Mrs Q was all set for the furniture removal. It was as if she had thought of nothing else all week; she had everything so carefully worked out, all her plans minutely laid. I thought we ought to do the moving first and then have our tea afterwards, as a reward. (Not that her teas could ever be a reward, they are so disgusting.) But she insisted that we sit down and have the tea first. It was almost as if she wanted to put off the evil hour. I thought she might have second thoughts after tea, which would have been frustrating because by then I was really quite looking forward to seeing the upstairs of the house and what it was that I had to move.

Apart from that one brief trip upstairs to fasten the bathroom window, which was almost opposite the head of the stairs, all I had ever seen of the house was the front room and the hall.

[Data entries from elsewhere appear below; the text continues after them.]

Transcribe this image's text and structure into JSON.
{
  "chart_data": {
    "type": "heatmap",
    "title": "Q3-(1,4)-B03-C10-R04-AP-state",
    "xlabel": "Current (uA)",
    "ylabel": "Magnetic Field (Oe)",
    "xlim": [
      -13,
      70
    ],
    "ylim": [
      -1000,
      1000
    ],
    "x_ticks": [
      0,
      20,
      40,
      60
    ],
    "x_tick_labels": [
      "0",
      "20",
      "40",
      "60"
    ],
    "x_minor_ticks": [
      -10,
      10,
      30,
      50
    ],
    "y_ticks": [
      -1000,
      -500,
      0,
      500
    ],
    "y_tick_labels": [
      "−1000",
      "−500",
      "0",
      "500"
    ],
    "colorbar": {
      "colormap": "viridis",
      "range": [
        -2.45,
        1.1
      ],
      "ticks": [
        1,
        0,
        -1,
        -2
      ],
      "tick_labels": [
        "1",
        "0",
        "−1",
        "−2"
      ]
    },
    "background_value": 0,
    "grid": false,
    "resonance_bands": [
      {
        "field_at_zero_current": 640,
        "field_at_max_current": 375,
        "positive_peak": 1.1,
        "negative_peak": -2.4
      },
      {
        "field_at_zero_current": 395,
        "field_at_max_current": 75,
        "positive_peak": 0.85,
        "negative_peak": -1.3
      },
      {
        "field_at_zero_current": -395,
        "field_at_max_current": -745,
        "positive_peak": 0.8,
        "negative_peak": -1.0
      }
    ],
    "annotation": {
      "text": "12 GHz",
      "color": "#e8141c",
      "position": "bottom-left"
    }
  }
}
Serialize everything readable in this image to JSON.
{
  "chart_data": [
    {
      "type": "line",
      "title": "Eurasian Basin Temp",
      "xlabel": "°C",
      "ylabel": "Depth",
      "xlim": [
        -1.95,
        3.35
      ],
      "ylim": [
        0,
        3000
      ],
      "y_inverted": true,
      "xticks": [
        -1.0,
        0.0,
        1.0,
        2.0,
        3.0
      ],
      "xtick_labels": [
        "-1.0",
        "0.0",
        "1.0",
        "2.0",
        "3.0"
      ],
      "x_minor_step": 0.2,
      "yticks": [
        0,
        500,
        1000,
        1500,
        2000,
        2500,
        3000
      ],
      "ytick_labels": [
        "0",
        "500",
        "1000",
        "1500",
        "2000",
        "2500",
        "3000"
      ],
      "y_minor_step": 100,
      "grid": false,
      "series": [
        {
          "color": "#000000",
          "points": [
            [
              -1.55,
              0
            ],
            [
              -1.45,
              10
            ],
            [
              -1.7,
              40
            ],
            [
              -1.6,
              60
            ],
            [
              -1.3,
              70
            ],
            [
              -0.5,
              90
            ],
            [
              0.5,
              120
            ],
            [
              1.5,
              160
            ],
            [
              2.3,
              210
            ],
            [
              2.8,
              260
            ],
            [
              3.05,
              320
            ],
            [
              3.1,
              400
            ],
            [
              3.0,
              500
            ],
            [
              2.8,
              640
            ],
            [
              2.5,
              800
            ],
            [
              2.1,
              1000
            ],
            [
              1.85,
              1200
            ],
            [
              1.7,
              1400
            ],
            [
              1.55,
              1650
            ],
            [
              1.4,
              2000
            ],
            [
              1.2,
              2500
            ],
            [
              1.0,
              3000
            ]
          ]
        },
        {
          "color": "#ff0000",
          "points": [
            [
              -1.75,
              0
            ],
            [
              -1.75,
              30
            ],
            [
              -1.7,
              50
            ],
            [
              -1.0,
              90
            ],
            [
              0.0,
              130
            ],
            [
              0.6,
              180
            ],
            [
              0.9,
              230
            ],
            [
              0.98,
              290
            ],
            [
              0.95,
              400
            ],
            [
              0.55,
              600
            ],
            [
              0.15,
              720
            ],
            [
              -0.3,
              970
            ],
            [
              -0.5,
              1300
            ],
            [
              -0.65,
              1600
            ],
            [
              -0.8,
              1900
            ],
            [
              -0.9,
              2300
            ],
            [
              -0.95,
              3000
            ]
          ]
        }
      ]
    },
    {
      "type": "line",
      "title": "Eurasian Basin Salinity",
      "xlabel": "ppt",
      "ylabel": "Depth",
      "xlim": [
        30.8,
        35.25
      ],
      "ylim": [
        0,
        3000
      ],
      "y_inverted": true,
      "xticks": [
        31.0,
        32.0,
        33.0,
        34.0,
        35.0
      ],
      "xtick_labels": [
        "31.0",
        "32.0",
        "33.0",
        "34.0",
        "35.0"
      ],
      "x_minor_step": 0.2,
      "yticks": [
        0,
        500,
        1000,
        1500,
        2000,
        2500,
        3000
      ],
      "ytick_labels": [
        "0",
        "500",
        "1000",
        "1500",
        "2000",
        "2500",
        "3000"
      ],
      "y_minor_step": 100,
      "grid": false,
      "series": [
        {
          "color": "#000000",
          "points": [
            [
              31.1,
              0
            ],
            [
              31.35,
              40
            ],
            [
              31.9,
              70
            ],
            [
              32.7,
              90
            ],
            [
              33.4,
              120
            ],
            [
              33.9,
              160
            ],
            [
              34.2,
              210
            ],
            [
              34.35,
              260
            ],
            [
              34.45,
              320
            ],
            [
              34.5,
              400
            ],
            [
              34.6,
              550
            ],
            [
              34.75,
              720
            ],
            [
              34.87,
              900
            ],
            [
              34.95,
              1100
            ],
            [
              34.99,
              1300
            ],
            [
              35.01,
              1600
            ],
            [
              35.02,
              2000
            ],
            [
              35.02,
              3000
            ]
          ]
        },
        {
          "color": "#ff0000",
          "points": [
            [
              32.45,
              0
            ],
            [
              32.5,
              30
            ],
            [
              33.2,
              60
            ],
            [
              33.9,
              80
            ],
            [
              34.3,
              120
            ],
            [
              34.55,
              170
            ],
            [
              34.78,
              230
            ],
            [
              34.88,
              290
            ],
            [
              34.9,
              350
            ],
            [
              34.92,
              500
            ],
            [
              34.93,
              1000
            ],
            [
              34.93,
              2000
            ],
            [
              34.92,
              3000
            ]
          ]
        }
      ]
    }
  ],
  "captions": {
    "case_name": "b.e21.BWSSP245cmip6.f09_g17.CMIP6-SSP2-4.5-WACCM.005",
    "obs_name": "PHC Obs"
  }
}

Mrs Q still looked a bit ill to me and I wasn’t too happy when she told me she was coming up with me to show me exactly what had to be moved where, and ‘to give you a hand’. I said, ‘I’m sure I’ll manage OK if you explain,’ but she wasn’t having any of it.

Climbing the stairs ahead of her – she said, ‘You go first and wait. I’m a teeny bit slow’ – I found myself entering such a dark and dismal region of neglect that the downstairs of the house suddenly seemed bright and cared for in comparison. Behind me, Mrs Q’s awful rasping breaths
sawed away at my sangfroid. I tried not to take in the sweet stench of damp nor the unbearable intimacy of a pair of tobacco-coloured stockings forgotten on a pile of newspapers, as I waited for her on the landing.